Ter o sangue correndo tão forte pelas veias, que foi capaz de engolir uma mola e levá-la até o pulmão. Essa foi só uma das difíceis situações na vida de uma mulher de 32 anos, que luta contra a rejeição dos próprios órgãos há 20 anos.
Jessica Jennifer, nascida em 1990 na capital do país, mora hoje em Arniqueiras. Atualmente trabalha como manicure em um salão próximo à sua casa e atua como maquiadora e designer de sobrancelhas de forma autônoma.
Desde a adolescência
A história começa na adolescência. Tratamento conservador aos 12 anos, hemodiálise aos 17 e transplante aos 19. Jessica descobriu muito jovem o que é ser privada de muitos prazeres e deveres da vida, como fazer educação física na escola, se formar no ensino médio, prestar vestibulares e entrar na faculdade.

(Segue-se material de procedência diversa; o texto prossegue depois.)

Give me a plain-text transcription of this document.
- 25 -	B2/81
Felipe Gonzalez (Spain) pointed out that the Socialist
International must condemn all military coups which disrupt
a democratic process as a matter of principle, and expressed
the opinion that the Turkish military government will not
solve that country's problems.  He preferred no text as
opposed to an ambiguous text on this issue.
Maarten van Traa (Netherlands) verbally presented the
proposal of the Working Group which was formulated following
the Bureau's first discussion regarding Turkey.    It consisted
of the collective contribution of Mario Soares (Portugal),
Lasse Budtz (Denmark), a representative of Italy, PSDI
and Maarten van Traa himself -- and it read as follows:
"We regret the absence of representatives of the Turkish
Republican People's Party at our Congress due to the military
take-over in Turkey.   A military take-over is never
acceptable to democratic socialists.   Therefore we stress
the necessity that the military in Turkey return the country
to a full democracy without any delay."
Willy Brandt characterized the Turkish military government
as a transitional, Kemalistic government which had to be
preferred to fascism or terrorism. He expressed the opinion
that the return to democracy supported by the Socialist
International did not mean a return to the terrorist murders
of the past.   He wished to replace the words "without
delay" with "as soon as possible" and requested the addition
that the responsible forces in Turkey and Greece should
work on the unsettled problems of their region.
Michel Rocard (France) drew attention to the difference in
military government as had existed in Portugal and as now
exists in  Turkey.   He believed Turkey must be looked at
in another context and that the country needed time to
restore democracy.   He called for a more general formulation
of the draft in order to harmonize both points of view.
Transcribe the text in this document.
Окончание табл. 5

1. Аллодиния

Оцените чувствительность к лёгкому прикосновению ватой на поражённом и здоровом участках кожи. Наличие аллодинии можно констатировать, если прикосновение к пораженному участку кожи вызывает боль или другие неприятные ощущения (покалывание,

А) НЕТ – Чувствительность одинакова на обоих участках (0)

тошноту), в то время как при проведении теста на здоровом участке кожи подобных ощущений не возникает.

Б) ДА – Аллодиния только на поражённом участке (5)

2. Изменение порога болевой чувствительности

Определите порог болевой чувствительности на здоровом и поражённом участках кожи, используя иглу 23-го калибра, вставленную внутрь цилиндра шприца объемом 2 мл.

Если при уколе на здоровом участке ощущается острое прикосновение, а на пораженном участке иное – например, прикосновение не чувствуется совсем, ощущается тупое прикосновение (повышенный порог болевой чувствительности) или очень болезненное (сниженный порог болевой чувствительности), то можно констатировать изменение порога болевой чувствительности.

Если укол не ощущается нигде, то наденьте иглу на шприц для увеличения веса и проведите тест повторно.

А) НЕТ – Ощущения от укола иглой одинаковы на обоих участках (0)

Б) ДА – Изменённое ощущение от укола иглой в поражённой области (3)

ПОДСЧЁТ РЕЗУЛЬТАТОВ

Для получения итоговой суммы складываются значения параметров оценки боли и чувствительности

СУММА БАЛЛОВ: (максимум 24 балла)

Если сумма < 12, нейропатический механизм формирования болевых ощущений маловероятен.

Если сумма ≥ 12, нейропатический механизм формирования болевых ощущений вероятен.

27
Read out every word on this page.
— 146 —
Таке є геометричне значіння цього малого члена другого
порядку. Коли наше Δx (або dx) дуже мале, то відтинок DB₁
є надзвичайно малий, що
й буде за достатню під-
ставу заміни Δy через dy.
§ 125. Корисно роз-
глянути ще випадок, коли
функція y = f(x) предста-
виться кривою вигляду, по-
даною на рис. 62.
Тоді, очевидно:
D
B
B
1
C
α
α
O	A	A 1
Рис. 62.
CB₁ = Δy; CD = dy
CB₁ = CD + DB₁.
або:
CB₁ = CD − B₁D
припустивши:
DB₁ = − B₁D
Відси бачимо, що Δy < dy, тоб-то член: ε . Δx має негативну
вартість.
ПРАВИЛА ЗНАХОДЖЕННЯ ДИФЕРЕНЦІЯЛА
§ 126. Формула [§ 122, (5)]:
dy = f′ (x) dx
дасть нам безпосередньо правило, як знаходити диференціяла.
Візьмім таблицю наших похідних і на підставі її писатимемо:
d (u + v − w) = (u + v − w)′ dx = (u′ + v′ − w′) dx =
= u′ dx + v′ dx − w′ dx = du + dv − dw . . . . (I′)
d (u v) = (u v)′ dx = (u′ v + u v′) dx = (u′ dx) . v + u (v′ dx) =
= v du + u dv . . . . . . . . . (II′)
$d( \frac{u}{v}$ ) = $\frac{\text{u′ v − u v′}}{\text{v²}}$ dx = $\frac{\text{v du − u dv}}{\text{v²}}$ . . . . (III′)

Presa na obrigação de segurar os seus rins, o rim que lhe foi doado e, recentemente, seu pulmão e coração.
A primogênita de duas irmãs e quatro netas. Enfrenta problemas de saúde desde muito cedo e cuida da mãe — que tem esclerose múltipla, desde a morte do pai. Com apenas 12 anos de idade, iniciou um tratamento para manter os órgãos que seu próprio corpo rejeitava. Parou aos 14. Recebeu alta?
Ela achava que sim, que estava bem. Na verdade, sua mãe interrompeu o tratamento e parou de levá-la até o hospital. Três anos depois já era tarde demais. Seus rins já não funcionavam como devia e ela iniciou a hemodiálise.
Dois anos se passaram e ela precisava de uma nova glândula para compor seu sistema excretor. “Seria capaz de arrancar os braços de uma e colocar na outra”, conta o marido da sua doadora.
A primeira e única pessoa que fez todos os exames e aceitou dar o órgão que salvaria a vida de sua sobrinha. A compatibilidade era tão grande, que não houve dúvidas de que daria certo.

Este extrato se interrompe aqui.